Slashdot Mirror


Trending Low-Volume Google Searches with Gootrude

michaelrash writes "The Google Trends project provides some visibility into how popular search terms like 'Myspace' or '2008 Election' change over time and points out relevant news articles that create jumps in search volume. This is a handy tool, but there are many search terms that Google Trends does not display any results for. Such terms (such as 'Linux Firewalls' — with the quotes) have insufficient search volumes to display graphs according to the error message that Google Trends generates. Fair enough. Google sets an internal threshold on search volume, and this threshold could be set for reasons that range anywhere from Google Trends is still experimental to Google not wanting to provide data on how it builds its massive search index for emerging search terms. Either way, I would like a way to see search term trends that Google doesn't currently make available to me. So, I've released an open source project called 'Gootrude' to do just this. For the past year Gootrude has collected a set of low-volume search terms and interfaced with Gnuplot to visualize them."

10 of 37 comments (clear)

  1. wow by Gewalt · · Score: 2, Insightful

    wow, um...congrats I think? I mean, after you get over your pat on the back, can anyone explain why this matters?

    --
    Modding Trolls +1 inciteful since 1999
  2. It it only me.... by vidarh · · Score: 4, Insightful

    ... or does the author of this tool seemingly not realize that Google Trends reports volume of searches, while what he's tracking is amount of documents indexed for a search term, and that there's no basis for assuming the two are correlated in a meaningful way?

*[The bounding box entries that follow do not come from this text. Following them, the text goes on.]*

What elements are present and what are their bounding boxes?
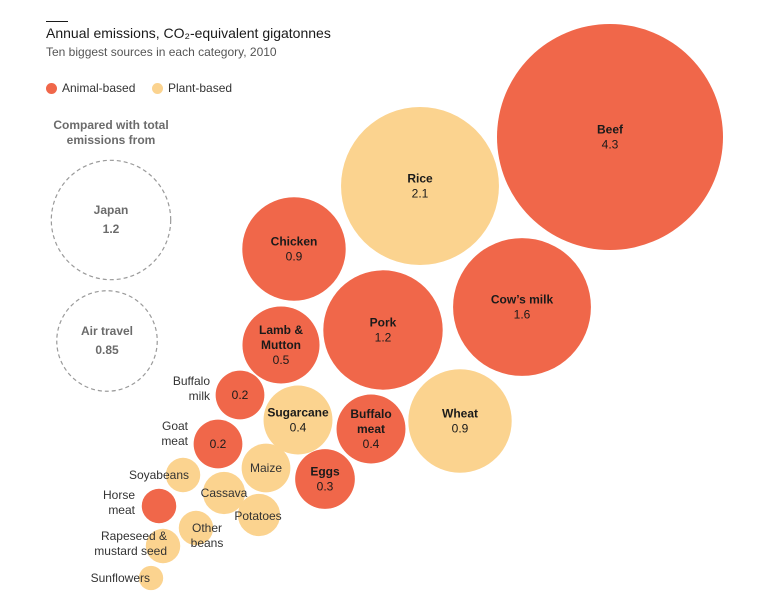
bubble-beef (497, 24, 723, 250)
bubble-label-rapeseed-mustard-seed: Rapeseed & (101, 529, 167, 543)
bubble-potatoes (237, 493, 281, 537)
comparison-label: Compared with total emissions from (53, 118, 169, 147)
comparison-circle-japan (50, 159, 172, 281)
bubble-chicken (242, 197, 346, 301)
legend-swatch-animal (46, 82, 57, 94)
bubble-wheat (408, 369, 512, 473)
bubble-label-maize: Maize (250, 461, 282, 475)
bubble-label-sugarcane: Sugarcane (267, 406, 329, 420)
bubble-label-rapeseed-mustard-seed: mustard seed (94, 544, 167, 558)
bubble-label-potatoes: Potatoes (234, 509, 281, 523)
comparison-value-air-travel: 0.85 (95, 343, 119, 357)
bubble-value-goat-meat: 0.2 (210, 437, 227, 451)
bubble-buffalo-milk (215, 370, 265, 420)
bubble-label-buffalo-meat: Buffalo (350, 407, 391, 421)
bubble-cassava (202, 471, 246, 515)
bubble-label-goat-meat: Goat (162, 419, 189, 433)
bubble-eggs (295, 449, 355, 509)
bubble-value-wheat: 0.9 (452, 422, 469, 436)
bubble-label-soyabeans: Soyabeans (129, 468, 189, 482)
bubble-sunflowers (138, 565, 164, 591)
bubble-label-cassava: Cassava (201, 486, 248, 500)
bubble-value-buffalo-milk: 0.2 (232, 388, 249, 402)
bubble-label-goat-meat: meat (161, 434, 188, 448)
chart-subtitle: Ten biggest sources in each category, 20… (46, 45, 277, 59)
bubble-pork (323, 270, 443, 390)
bubble-label-buffalo-milk: milk (189, 389, 211, 403)
bubble-other-beans (178, 510, 214, 546)
bubble-value-rice: 2.1 (412, 187, 429, 201)
bubble-label-cow-s-milk: Cow’s milk (491, 293, 554, 307)
bubble-label-lamb-mutton: Lamb & (259, 323, 303, 337)
bubble-lamb-mutton (242, 306, 320, 384)
chart-title: Annual emissions, CO₂-equivalent gigaton… (46, 25, 331, 41)
legend-swatch-plant (152, 82, 163, 94)
comparison-name-air-travel: Air travel (81, 324, 133, 338)
legend-label-plant: Plant-based (168, 81, 233, 95)
bubble-goat-meat (193, 419, 243, 469)
bubble-label-horse-meat: meat (108, 503, 135, 517)
bubble-label-other-beans: Other (192, 521, 222, 535)
bubble-value-eggs: 0.3 (317, 480, 334, 494)
bubble-horse-meat (141, 488, 177, 524)
bubble-value-chicken: 0.9 (286, 250, 303, 264)
bubble-rapeseed-mustard-seed (145, 528, 181, 564)
bubble-label-rice: Rice (407, 172, 433, 186)
bubble-label-wheat: Wheat (442, 407, 478, 421)
bubble-label-beef: Beef (597, 123, 624, 137)
bubble-label-buffalo-milk: Buffalo (173, 374, 210, 388)
bubble-value-lamb-mutton: 0.5 (273, 353, 290, 367)
bubble-sugarcane (263, 385, 333, 455)
bubble-label-eggs: Eggs (310, 465, 340, 479)
legend-item-animal: Animal-based (46, 81, 135, 95)
title-rule (46, 21, 68, 22)
bubble-label-other-beans: beans (191, 536, 224, 550)
bubble-value-cow-s-milk: 1.6 (514, 308, 531, 322)
bubble-cow-s-milk (453, 238, 591, 376)
bubble-label-sunflowers: Sunflowers (91, 571, 150, 585)
bubble-label-lamb-mutton: Mutton (261, 338, 301, 352)
bubble-rice (341, 107, 499, 265)
bubble-label-horse-meat: Horse (103, 488, 135, 502)
bubble-value-beef: 4.3 (602, 138, 619, 152)
bubble-label-buffalo-meat: meat (357, 422, 385, 436)
legend-label-animal: Animal-based (62, 81, 136, 95)
bubble-buffalo-meat (336, 394, 406, 464)
bubble-label-chicken: Chicken (271, 235, 318, 249)
comparison-circle-air-travel (56, 290, 158, 392)
bubble-value-sugarcane: 0.4 (290, 421, 307, 435)
bubble-value-pork: 1.2 (375, 331, 392, 345)
comparison-name-japan: Japan (94, 203, 129, 217)
comparison-value-japan: 1.2 (103, 222, 120, 236)
bubble-soyabeans (165, 457, 201, 493)
bubble-maize (241, 443, 291, 493)
bubble-label-pork: Pork (370, 316, 397, 330)
bubble-value-buffalo-meat: 0.4 (363, 437, 380, 451)
legend-item-plant: Plant-based (152, 81, 232, 95)
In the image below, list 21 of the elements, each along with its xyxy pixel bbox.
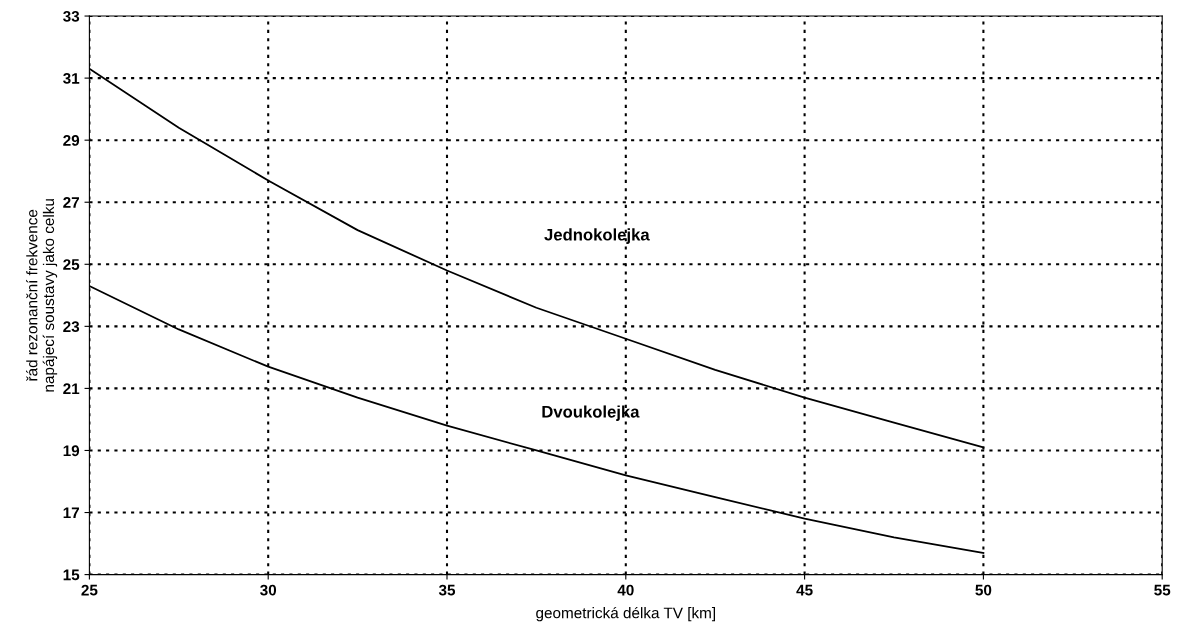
annotation: Dvoukolejka (542, 405, 640, 421)
annotation: Jednokolejka (544, 228, 650, 244)
x-tick-label: 55 (1154, 584, 1171, 596)
y-axis-title: řád rezonanční frekvence napájecí soustavy jako celku (26, 199, 58, 392)
x-tick-label: 35 (438, 584, 456, 596)
y-tick-label: 25 (63, 259, 80, 270)
y-tick-label: 29 (63, 135, 80, 146)
y-tick-label: 27 (63, 197, 80, 208)
x-tick-label: 40 (617, 584, 634, 596)
x-tick-label: 25 (81, 584, 98, 596)
y-tick-label: 21 (63, 383, 80, 394)
x-tick-label: 30 (260, 584, 277, 596)
x-tick-label: 45 (796, 584, 813, 596)
x-axis-title: geometrická délka TV [km] (536, 606, 716, 622)
y-tick-label: 17 (63, 507, 80, 519)
y-tick-label: 15 (63, 569, 80, 581)
y-tick-label: 31 (63, 72, 80, 84)
x-tick-label: 50 (975, 584, 992, 596)
y-tick-label: 33 (63, 10, 80, 22)
y-tick-label: 19 (63, 445, 80, 457)
y-tick-label: 23 (63, 321, 80, 333)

    1. Re:It it only me.... by Gewalt · · Score: 5, Interesting

      I find it highly unlikely that someone who can make the page in question would not be smart enough to also understand what it is that google/trend is really doing, and as such, I choose to believe instead that the author is being intentionally deceptive.

      --
      Modding Trolls +1 inciteful since 1999
    2. Re:It it only me.... by aleph42 · · Score: 3, Insightful

      Agreed, the summary is misleading, as is the comparaison (from TFA) to googletrends.

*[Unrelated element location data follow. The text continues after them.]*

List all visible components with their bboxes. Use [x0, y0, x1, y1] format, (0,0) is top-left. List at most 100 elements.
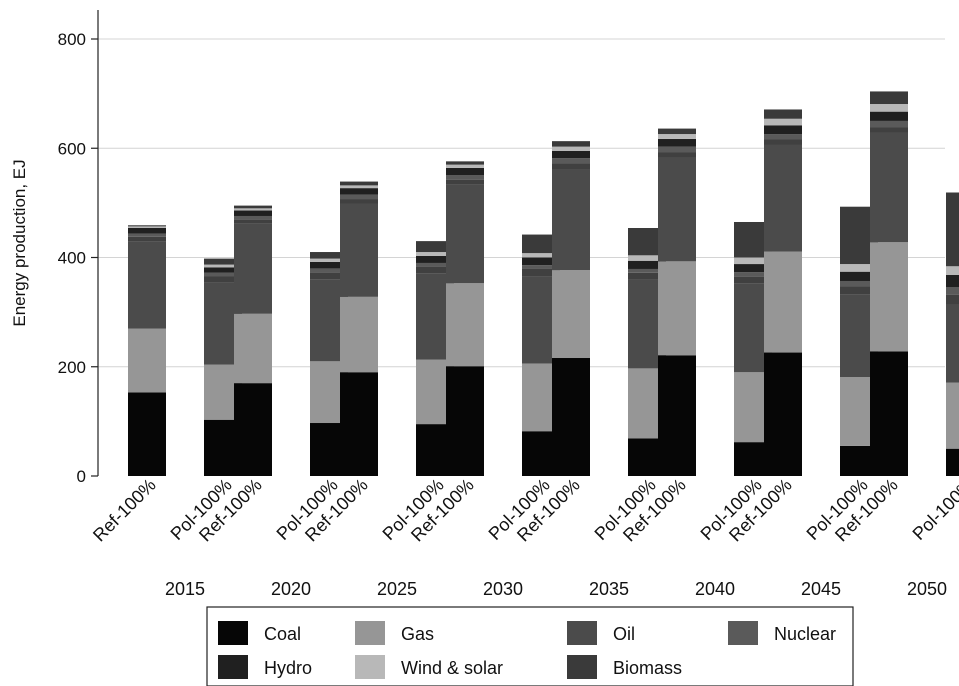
bar-segment-biomass: [310, 252, 348, 259]
bar-segment-nuclear: [340, 194, 378, 200]
bar-segment-nuclear: [734, 272, 772, 277]
bar-label: Pol-100%: [908, 475, 959, 544]
bar-segment-hydro: [310, 261, 348, 269]
bar-segment-wind-solar: [446, 164, 484, 168]
bar-segment-nuclear: [446, 175, 484, 180]
legend-swatch: [728, 621, 758, 645]
year-label: 2050: [907, 579, 947, 599]
bar-segment-wind-solar: [522, 253, 560, 258]
bar-segment-biomass: [628, 272, 666, 280]
y-tick-label: 0: [77, 467, 86, 486]
bar-segment-oil: [340, 203, 378, 297]
bar-segment-nuclear: [128, 233, 166, 237]
bar-segment-gas: [870, 242, 908, 352]
bar-segment-hydro: [522, 257, 560, 266]
bar-segment-nuclear: [522, 265, 560, 269]
year-label: 2030: [483, 579, 523, 599]
bar-segment-biomass: [522, 268, 560, 277]
bar-segment-coal: [946, 448, 959, 476]
legend-label: Coal: [264, 624, 301, 644]
bar-segment-oil: [870, 132, 908, 243]
y-tick-label: 800: [58, 30, 86, 49]
bar-segment-biomass: [734, 276, 772, 284]
bar-segment-hydro: [446, 167, 484, 176]
legend-box: [206, 606, 854, 686]
legend-swatch: [355, 655, 385, 679]
bar-segment-biomass: [128, 225, 166, 227]
bar-segment-oil: [446, 184, 484, 284]
year-label: 2040: [695, 579, 735, 599]
bar-segment-biomass: [128, 236, 166, 242]
bar-segment-biomass: [552, 141, 590, 147]
bar-segment-biomass: [658, 152, 696, 158]
bar-segment-nuclear: [204, 272, 242, 277]
bar-segment-gas: [946, 382, 959, 449]
year-label: 2015: [165, 579, 205, 599]
bar-segment-gas: [234, 313, 272, 384]
bar-segment-oil: [658, 157, 696, 262]
bar-segment-hydro: [870, 111, 908, 121]
bar-segment-wind-solar: [870, 104, 908, 112]
bars: [128, 91, 959, 476]
bar-segment-oil: [128, 241, 166, 329]
bar-segment-biomass: [946, 192, 959, 267]
bar-segment-nuclear: [234, 215, 272, 220]
bar-segment-wind-solar: [234, 208, 272, 211]
y-tick-label: 600: [58, 139, 86, 158]
bar-segment-hydro: [340, 188, 378, 195]
bar-segment-oil: [764, 144, 802, 252]
bar-segment-gas: [658, 261, 696, 356]
legend-swatch: [218, 621, 248, 645]
bar-segment-wind-solar: [734, 257, 772, 265]
bar-segment-wind-solar: [658, 134, 696, 139]
bar-segment-gas: [128, 328, 166, 393]
bar-segment-biomass: [416, 266, 454, 274]
legend-swatch: [218, 655, 248, 679]
year-label: 2025: [377, 579, 417, 599]
bar-segment-hydro: [416, 255, 454, 263]
bar-segment-hydro: [552, 150, 590, 159]
bar-segment-coal: [234, 383, 272, 476]
bar-segment-coal: [658, 355, 696, 476]
bar-segment-hydro: [658, 138, 696, 147]
bar-segment-hydro: [128, 228, 166, 234]
bar-segment-biomass: [234, 219, 272, 224]
legend-label: Gas: [401, 624, 434, 644]
bar-segment-hydro: [946, 274, 959, 287]
bar-segment-biomass: [204, 258, 242, 265]
legend-label: Nuclear: [774, 624, 836, 644]
bar-segment-wind-solar: [628, 255, 666, 261]
bar-segment-nuclear: [552, 158, 590, 164]
bar-segment-gas: [446, 283, 484, 367]
bar-segment-hydro: [234, 210, 272, 216]
year-label: 2020: [271, 579, 311, 599]
bar-segment-gas: [552, 270, 590, 359]
bar-segment-nuclear: [310, 268, 348, 273]
bar-segment-hydro: [204, 267, 242, 273]
axes: Energy production, EJ 0 200 400 600 800: [10, 10, 99, 486]
bar-segment-wind-solar: [552, 146, 590, 151]
bar-segment-gas: [764, 251, 802, 353]
legend: Coal Gas Oil Nuclear Hydro Wind & solar Biomas…: [206, 606, 854, 686]
bar-segment-wind-solar: [764, 118, 802, 126]
bar-segment-wind-solar: [946, 266, 959, 275]
bar-segment-wind-solar: [310, 258, 348, 262]
bar-segment-wind-solar: [128, 226, 166, 229]
bar-segment-biomass: [658, 128, 696, 135]
bar-segment-biomass: [234, 205, 272, 209]
bar-segment-wind-solar: [204, 264, 242, 268]
y-axis-title: Energy production, EJ: [10, 159, 29, 326]
bar-segment-biomass: [870, 127, 908, 133]
bar-segment-coal: [552, 358, 590, 476]
bar-segment-coal: [870, 351, 908, 476]
bar-label: Ref-100%: [89, 475, 160, 546]
legend-label: Biomass: [613, 658, 682, 678]
bar-segment-hydro: [764, 125, 802, 135]
bar-segment-biomass: [416, 241, 454, 253]
bar-segment-hydro: [840, 271, 878, 281]
bar-segment-biomass: [446, 179, 484, 185]
bar-segment-nuclear: [946, 286, 959, 295]
bar-segment-hydro: [734, 264, 772, 273]
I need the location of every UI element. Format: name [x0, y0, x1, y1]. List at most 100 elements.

      This aside, the interest of "gootrude" is that it's not porvided by google, and so it's part of the many efforts to reverse engineer how goole comes up with his numbers.

      Specificaly, it appears from TFA that the "number of results" stated by google is a wild guess for low numbers (1,000-10,000), with very sharp variations which hint at an iterative process.

      So as I get it, it's not a tool for you and me, rather for google specialists.

      --
      Don't take my posts literally; it's just code to control my botnet.
  3. Different data by UnHolier+than+ever · · Score: 2, Informative

    Google Trends plots the frequency of queries, i.e. the number of times information is asked about a subject. Gootrude plots the number of pages found, or the quantity of information google can retrieve on this subject. These are completely different.

  4. Not allowed by google by swarsron · · Score: 3, Informative

    Besides not being the same as google trends, this tool is not allowed by the TOS of google. Automatic querying of their services without prior permission is forbidden by google. But since it probably won't put any noticeable load on their network they most likely won't care

    1. Re:Not allowed by google by Vectronic · · Score: 4, Insightful

      Until there was an article posted on Slashdot that is.

    2. Re:Not allowed by google by swarsron · · Score: 2, Informative

      Google doesn't give out any more keys for this api, only old keys continue to work. So if you don't already have a key you're out of luck

  5. Re:a few different results... by lpq · · Score: 2, Informative

    Just did searches on all of the terms the author mentions and got a few different numbers:

    1. "iptables attack visualization" -- 19 results (~35) (close)
    2. "single packet authentication" -- 93 (1,300) -- off by more than 1 magnitude
    3. "linux firewalls attack detection" - 9290
    3a. "Linux Firewalls Attack Detection" - 9240 (~9000) (close)
    4. cipherdyne -- 85,200 (~70,000) ~off a bit
    4a.Cipherdyne -- 84,500 (~70,000)
    5. gpgdir (same)
    6. fwsnort (same)
    -------
    Note...caps vs. no caps made no difference on 1, 2 and 5. But for terms 3 & 4, caps made a slight difference ... anyone know why? I thought caps were supposed to be ignored?

    Most were close, but cipherdyne had about a 15% difference, but the worst was "single packet authentication" -- That one was off by more than 10x! Wonder what's up with that.

    Interesting curiosities...

  6. Privacy? by Temporal · · Score: 2, Insightful

    Google sets an internal threshold on search volume, and this threshold could be set for reasons that range anywhere from Google Trends is still experimental to Google not wanting to provide data on how it builds its massive search index for emerging search terms.
    Or maybe for privacy reasons? Some search queries implicitly reveal the identity of the person making them. Such queries are naturally low-volume, so refusing to show low-volume queries is an effective way to protect the privacy of the searchers.